Trajectories Of The Earth System In The Anthropocene
“Trajectories of the Earth System in the Anthropocene,” Will Steffen, et al. PNAS, Aug 2018, 115 (33) 8252-8259

We see three primary ways that scientists, social scientists, scholars, and artists can think rigorously together on the topic of environmental change, which coalesce around three questions: “What is happening?”, “How did we get here?”, and “What is to be done?” 
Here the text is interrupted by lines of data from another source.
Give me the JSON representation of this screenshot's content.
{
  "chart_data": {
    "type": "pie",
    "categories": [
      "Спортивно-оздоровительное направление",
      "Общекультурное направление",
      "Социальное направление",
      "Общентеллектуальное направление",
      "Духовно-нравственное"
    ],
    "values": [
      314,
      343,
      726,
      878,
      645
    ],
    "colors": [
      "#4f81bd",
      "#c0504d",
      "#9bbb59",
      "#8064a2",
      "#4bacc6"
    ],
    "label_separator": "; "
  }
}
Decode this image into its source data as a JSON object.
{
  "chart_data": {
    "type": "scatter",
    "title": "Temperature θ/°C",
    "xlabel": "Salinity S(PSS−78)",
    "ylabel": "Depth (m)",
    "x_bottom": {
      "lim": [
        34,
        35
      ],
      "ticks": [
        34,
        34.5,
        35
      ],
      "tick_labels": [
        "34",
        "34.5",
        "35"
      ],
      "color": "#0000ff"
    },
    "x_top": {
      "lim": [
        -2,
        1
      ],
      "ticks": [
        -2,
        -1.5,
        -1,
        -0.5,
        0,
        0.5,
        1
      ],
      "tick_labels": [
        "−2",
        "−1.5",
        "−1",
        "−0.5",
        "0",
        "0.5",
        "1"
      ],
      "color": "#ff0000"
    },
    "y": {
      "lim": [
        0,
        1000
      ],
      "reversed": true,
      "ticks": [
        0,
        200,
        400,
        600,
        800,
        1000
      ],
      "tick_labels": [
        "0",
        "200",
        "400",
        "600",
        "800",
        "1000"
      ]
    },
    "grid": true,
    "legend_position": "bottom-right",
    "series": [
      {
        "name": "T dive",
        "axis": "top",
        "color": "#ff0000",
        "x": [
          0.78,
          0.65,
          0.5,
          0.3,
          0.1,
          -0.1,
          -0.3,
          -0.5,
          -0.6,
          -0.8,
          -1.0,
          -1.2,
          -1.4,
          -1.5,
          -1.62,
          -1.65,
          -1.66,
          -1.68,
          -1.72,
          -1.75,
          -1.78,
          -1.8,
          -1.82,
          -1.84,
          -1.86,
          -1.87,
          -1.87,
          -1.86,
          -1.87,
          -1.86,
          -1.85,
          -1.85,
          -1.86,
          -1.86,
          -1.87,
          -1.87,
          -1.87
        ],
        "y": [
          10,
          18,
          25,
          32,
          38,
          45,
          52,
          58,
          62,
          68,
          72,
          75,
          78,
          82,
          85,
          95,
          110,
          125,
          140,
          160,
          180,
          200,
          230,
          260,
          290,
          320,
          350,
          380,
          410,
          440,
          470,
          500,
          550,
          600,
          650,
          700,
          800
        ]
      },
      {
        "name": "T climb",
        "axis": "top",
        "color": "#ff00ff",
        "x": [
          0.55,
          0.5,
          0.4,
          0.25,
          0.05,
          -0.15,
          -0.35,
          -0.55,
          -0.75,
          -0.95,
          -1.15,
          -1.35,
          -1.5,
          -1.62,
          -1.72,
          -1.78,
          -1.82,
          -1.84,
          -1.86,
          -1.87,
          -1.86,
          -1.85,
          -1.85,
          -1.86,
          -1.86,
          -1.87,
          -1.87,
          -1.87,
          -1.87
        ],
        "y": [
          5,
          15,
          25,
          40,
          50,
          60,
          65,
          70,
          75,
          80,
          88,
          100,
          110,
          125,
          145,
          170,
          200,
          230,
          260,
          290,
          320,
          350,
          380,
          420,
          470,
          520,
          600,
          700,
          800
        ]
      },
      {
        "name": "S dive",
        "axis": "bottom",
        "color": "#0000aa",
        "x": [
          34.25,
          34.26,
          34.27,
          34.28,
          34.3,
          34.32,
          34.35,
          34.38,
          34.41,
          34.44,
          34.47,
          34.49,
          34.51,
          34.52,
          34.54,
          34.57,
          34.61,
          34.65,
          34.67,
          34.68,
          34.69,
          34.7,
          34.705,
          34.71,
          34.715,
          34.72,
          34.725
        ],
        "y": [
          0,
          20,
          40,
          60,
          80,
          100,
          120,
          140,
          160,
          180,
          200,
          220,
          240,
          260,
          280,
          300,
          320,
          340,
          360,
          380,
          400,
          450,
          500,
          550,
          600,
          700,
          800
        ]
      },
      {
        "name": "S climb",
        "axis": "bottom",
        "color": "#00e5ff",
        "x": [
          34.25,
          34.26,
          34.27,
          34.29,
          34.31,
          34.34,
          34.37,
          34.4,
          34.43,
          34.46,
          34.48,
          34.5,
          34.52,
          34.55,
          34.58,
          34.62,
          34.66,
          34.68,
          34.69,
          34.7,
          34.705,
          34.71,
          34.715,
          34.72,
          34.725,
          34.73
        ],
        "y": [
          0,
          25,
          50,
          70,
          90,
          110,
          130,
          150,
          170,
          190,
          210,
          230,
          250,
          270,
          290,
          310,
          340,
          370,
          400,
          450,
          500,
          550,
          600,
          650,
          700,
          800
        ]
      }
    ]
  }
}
Addressing the first question, “What is happening?”, means asking how physical processes being described by scientists are impacting and might impact human society, not merely in terms of predicted economic loss or even loss of life, but in terms of social organization, political affect, cultural change, moral value, metaphysics, and meaning. Addressing this question demands responsible ongoing attention from scholars and artists to scientific research. It also demands recognition of the epistemological limits of science, the social grounding of scientific practice, and the value of inductive reasoning from historical knowledge and personal experience.
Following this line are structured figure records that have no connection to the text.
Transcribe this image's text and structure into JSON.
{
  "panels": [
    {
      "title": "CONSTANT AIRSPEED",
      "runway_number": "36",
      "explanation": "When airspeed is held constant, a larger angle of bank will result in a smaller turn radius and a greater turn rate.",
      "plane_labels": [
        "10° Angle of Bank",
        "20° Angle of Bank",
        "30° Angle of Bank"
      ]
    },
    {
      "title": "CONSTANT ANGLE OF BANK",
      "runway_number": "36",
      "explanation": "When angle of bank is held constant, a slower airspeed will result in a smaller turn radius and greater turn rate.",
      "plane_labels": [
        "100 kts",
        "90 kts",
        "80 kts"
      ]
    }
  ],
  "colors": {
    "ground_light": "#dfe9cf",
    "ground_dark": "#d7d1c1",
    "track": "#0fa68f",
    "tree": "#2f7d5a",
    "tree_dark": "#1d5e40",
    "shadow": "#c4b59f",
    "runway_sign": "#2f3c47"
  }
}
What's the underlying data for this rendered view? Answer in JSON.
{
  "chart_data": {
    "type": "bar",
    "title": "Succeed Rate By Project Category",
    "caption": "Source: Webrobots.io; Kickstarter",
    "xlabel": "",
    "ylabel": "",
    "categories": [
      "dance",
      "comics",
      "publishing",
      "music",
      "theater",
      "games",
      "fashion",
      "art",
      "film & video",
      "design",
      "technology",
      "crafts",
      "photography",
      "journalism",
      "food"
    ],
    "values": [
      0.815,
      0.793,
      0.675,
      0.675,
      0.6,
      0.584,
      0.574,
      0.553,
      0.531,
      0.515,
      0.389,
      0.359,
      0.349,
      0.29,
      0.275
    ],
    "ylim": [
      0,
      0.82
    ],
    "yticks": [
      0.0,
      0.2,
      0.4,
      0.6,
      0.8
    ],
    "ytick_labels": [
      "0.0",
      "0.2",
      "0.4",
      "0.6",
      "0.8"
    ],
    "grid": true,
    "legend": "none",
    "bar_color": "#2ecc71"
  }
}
Addressing the question of “What is happening?” also raises a host of secondary questions about norms and practices of interdisciplinary research, institutional frameworks for producing knowledge, governance, discursive conditions prevailing on public communication, the role of narrative, and the relationship between knowledge production and public policy, among other issues. 
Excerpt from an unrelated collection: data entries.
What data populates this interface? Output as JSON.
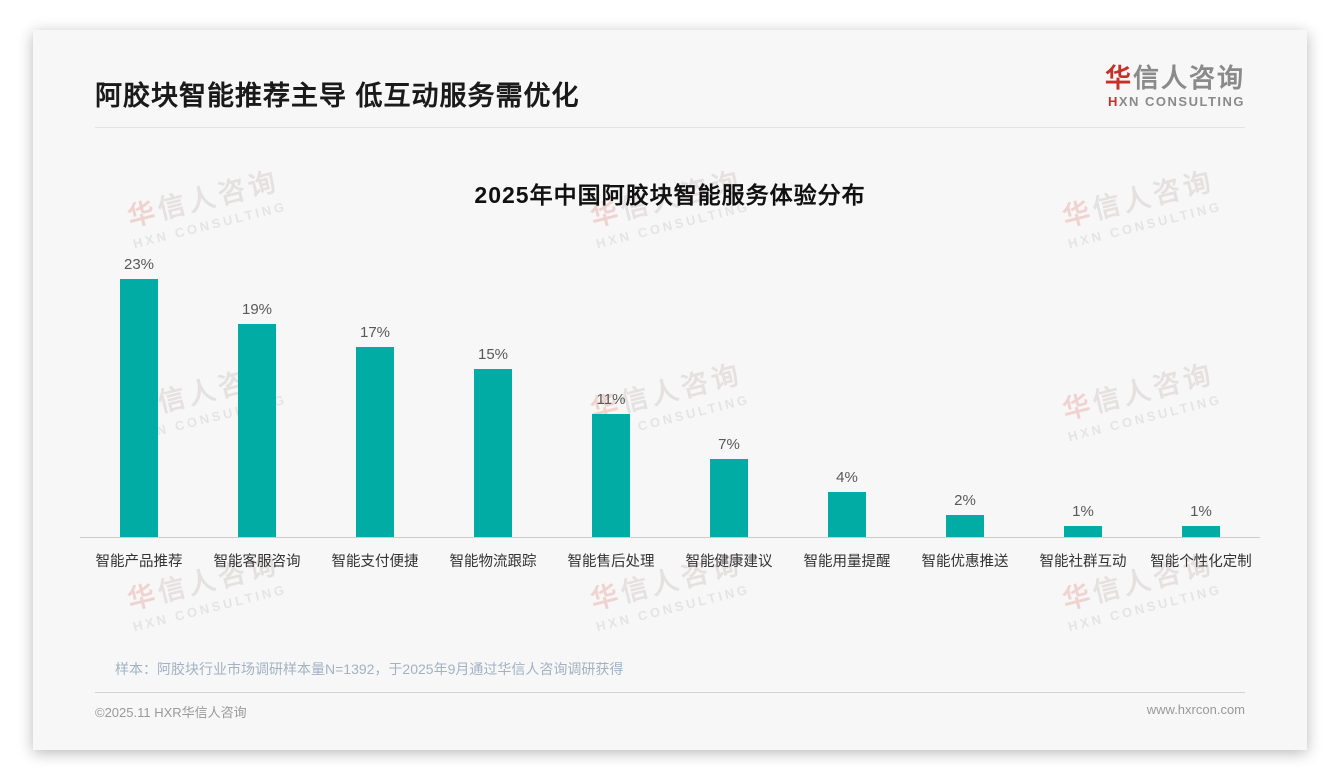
{
  "header": {
    "title": "阿胶块智能推荐主导 低互动服务需优化",
    "logo": {
      "cn_accent": "华",
      "cn_rest": "信人咨询",
      "en_accent": "H",
      "en_rest": "XN CONSULTING"
    }
  },
  "chart_data": {
    "type": "bar",
    "title": "2025年中国阿胶块智能服务体验分布",
    "categories": [
      "智能产品推荐",
      "智能客服咨询",
      "智能支付便捷",
      "智能物流跟踪",
      "智能售后处理",
      "智能健康建议",
      "智能用量提醒",
      "智能优惠推送",
      "智能社群互动",
      "智能个性化定制"
    ],
    "values": [
      23,
      19,
      17,
      15,
      11,
      7,
      4,
      2,
      1,
      1
    ],
    "unit": "%",
    "xlabel": "",
    "ylabel": "",
    "ylim": [
      0,
      25
    ],
    "grid": false,
    "legend": "none",
    "bar_color": "#00ACA3",
    "label_color": "#595959"
  },
  "watermark": {
    "cn_accent": "华",
    "cn_rest": "信人咨询",
    "en": "HXN CONSULTING"
  },
  "footnote": "样本：阿胶块行业市场调研样本量N=1392，于2025年9月通过华信人咨询调研获得",
  "footer": {
    "left": "©2025.11 HXR华信人咨询",
    "right": "www.hxrcon.com"
  }
}
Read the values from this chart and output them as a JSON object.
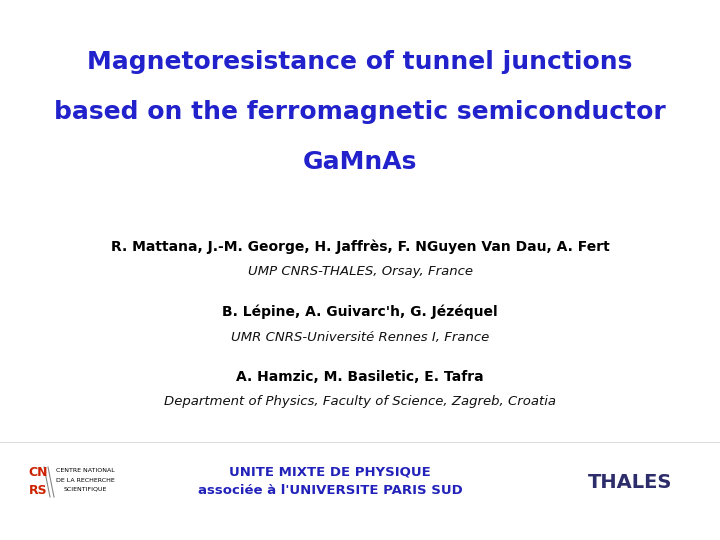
{
  "title_line1": "Magnetoresistance of tunnel junctions",
  "title_line2": "based on the ferromagnetic semiconductor",
  "title_line3": "GaMnAs",
  "title_color": "#2222cc",
  "author1_bold": "R. Mattana, J.-M. George, H. Jaffrès, F. NGuyen Van Dau, A. Fert",
  "author1_italic": "UMP CNRS-THALES, Orsay, France",
  "author2_bold": "B. Lépine, A. Guivarc'h, G. Jézéquel",
  "author2_italic": "UMR CNRS-Université Rennes I, France",
  "author3_bold": "A. Hamzic, M. Basiletic, E. Tafra",
  "author3_italic": "Department of Physics, Faculty of Science, Zagreb, Croatia",
  "footer_center_line1": "UNITE MIXTE DE PHYSIQUE",
  "footer_center_line2": "associée à l'UNIVERSITE PARIS SUD",
  "footer_right": "THALES",
  "footer_color": "#2222bb",
  "thales_color": "#2d2d6b",
  "author_bold_color": "#000000",
  "author_italic_color": "#111111",
  "bg_color": "#ffffff",
  "title_fontsize": 18,
  "author_bold_fontsize": 10,
  "author_italic_fontsize": 9.5,
  "footer_fontsize": 9.5,
  "thales_fontsize": 14,
  "cnrs_small_fontsize": 4.5
}
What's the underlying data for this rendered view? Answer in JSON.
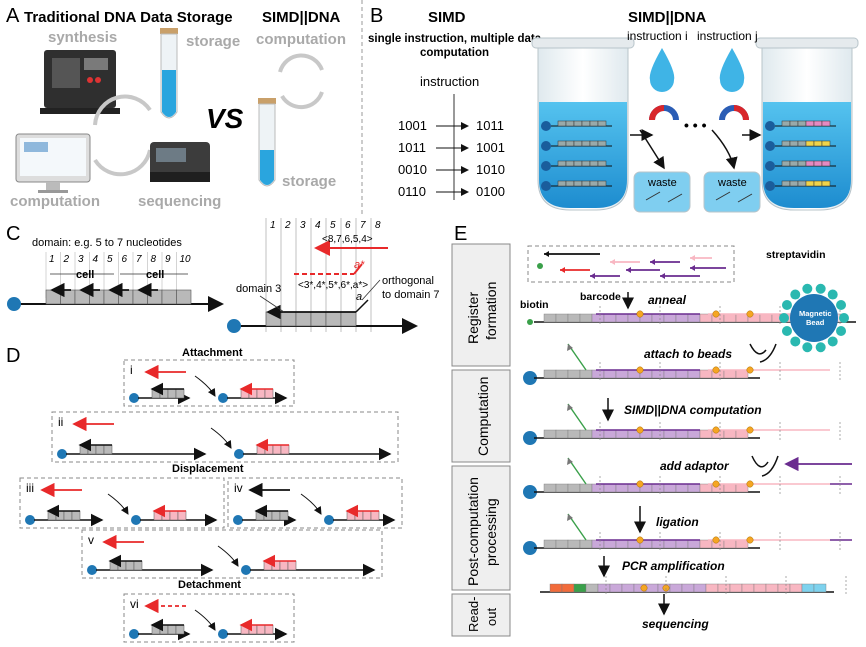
{
  "panels": {
    "A": {
      "letter": "A",
      "title": "Traditional DNA Data Storage",
      "synthesis": "synthesis",
      "storage": "storage",
      "computation": "computation",
      "sequencing": "sequencing",
      "vs": "VS",
      "simd_title": "SIMD||DNA",
      "computation2": "computation",
      "storage2": "storage"
    },
    "B": {
      "letter": "B",
      "simd_title": "SIMD",
      "simd_sub1": "single instruction, multiple data",
      "simd_sub2": "computation",
      "instruction": "instruction",
      "rows": [
        {
          "in": "1001",
          "out": "1011"
        },
        {
          "in": "1011",
          "out": "1001"
        },
        {
          "in": "0010",
          "out": "1010"
        },
        {
          "in": "0110",
          "out": "0100"
        }
      ],
      "simddna_title": "SIMD||DNA",
      "instr_i": "instruction i",
      "instr_j": "instruction j",
      "waste": "waste",
      "dots": "• • •"
    },
    "C": {
      "letter": "C",
      "domain_note": "domain: e.g. 5 to 7 nucleotides",
      "cell": "cell",
      "nums": [
        "1",
        "2",
        "3",
        "4",
        "5",
        "6",
        "7",
        "8",
        "9",
        "10"
      ],
      "nums_right": [
        "1",
        "2",
        "3",
        "4",
        "5",
        "6",
        "7",
        "8"
      ],
      "top_strand": "<8,7,6,5,4>",
      "bottom_strand": "<3*,4*,5*,6*,a*>",
      "a_star": "a*",
      "a": "a",
      "domain3": "domain 3",
      "orth1": "orthogonal",
      "orth2": "to domain 7"
    },
    "D": {
      "letter": "D",
      "attachment": "Attachment",
      "displacement": "Displacement",
      "detachment": "Detachment",
      "roman": [
        "i",
        "ii",
        "iii",
        "iv",
        "v",
        "vi"
      ]
    },
    "E": {
      "letter": "E",
      "stage1a": "Register",
      "stage1b": "formation",
      "stage2": "Computation",
      "stage3a": "Post-computation",
      "stage3b": "processing",
      "stage4a": "Read-",
      "stage4b": "out",
      "biotin": "biotin",
      "barcode": "barcode",
      "anneal": "anneal",
      "streptavidin": "streptavidin",
      "bead1": "Magnetic",
      "bead2": "Bead",
      "attach": "attach to beads",
      "simd_comp": "SIMD||DNA computation",
      "add_adaptor": "add adaptor",
      "ligation": "ligation",
      "pcr": "PCR amplification",
      "sequencing": "sequencing"
    }
  },
  "colors": {
    "blue": "#1f77b4",
    "red": "#e8292a",
    "pink": "#f8b7c2",
    "purple": "#6a2c8f",
    "lavender": "#c9a8d9",
    "gray": "#b9b9b9",
    "orange": "#f5a623",
    "green": "#3aa04a",
    "teal": "#2ab8b0",
    "liquid": "#3fb0e0",
    "water": "#4bb3e6"
  }
}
The second question, “How did we get here?”, engages many of the same issues as the first, but within a specifically historical context, which presents its own problems. It might even seem, at first, that the question of “what is happening” cannot be separated from the history of “what happened,” since the foundation for empirical claims is by necessity evidence of past events. Yet as soon as we begin to organize information about the past into meaningful sequence — to turn data into narrative — we encounter questions of meaning, language, identity, and orientation that turn the already complex challenge of describing reality into the inescapably value-laden activity of defining the limits of a human social collective in time: saying who “we” are. This problematic, which includes related issues of justice, teleology, and the meaning of the “good,” cannot be adequately addressed by scientific methods, while humanistic and artistic attempts to engage the problematic cannot hope to succeed without due attention to the knowledge and insights offered by scientific research

Finally, we must take up the question of “What is to be done?” This question cannot be left to debates between economists and scientists, nor to the whims and promises of politicians, but must be grappled with in the deepest possible philosophical sense. Climate change poses an existential threat to civilization as we know it, if not to the human species. Coping with climate change and adapting to the new planetary environment currently emerging demands the urgent revaluation of inherited cultural frameworks, vigorous debate on meaning and value, and visionary forethought. To feel our way into an unknowable future, our reach must exceed our grasp, and we must be willing to step beyond the enlightenment of evidence into the penumbral shadow of decision. Only through a commitment to rigorously exploring humanistic questions of value, ethics, aesthetics, form, identity, and narrative can we hope to cultivate the judgment required for right action.

“For questions about moral value—how we ought to decide and act—science can inform our deliberations, but it cannot provide the answer…. We may need to reconcile ourselves to the fact that we are facing not simply a passing crisis, but a new normal. For that and similar challenges, we need moral insight.”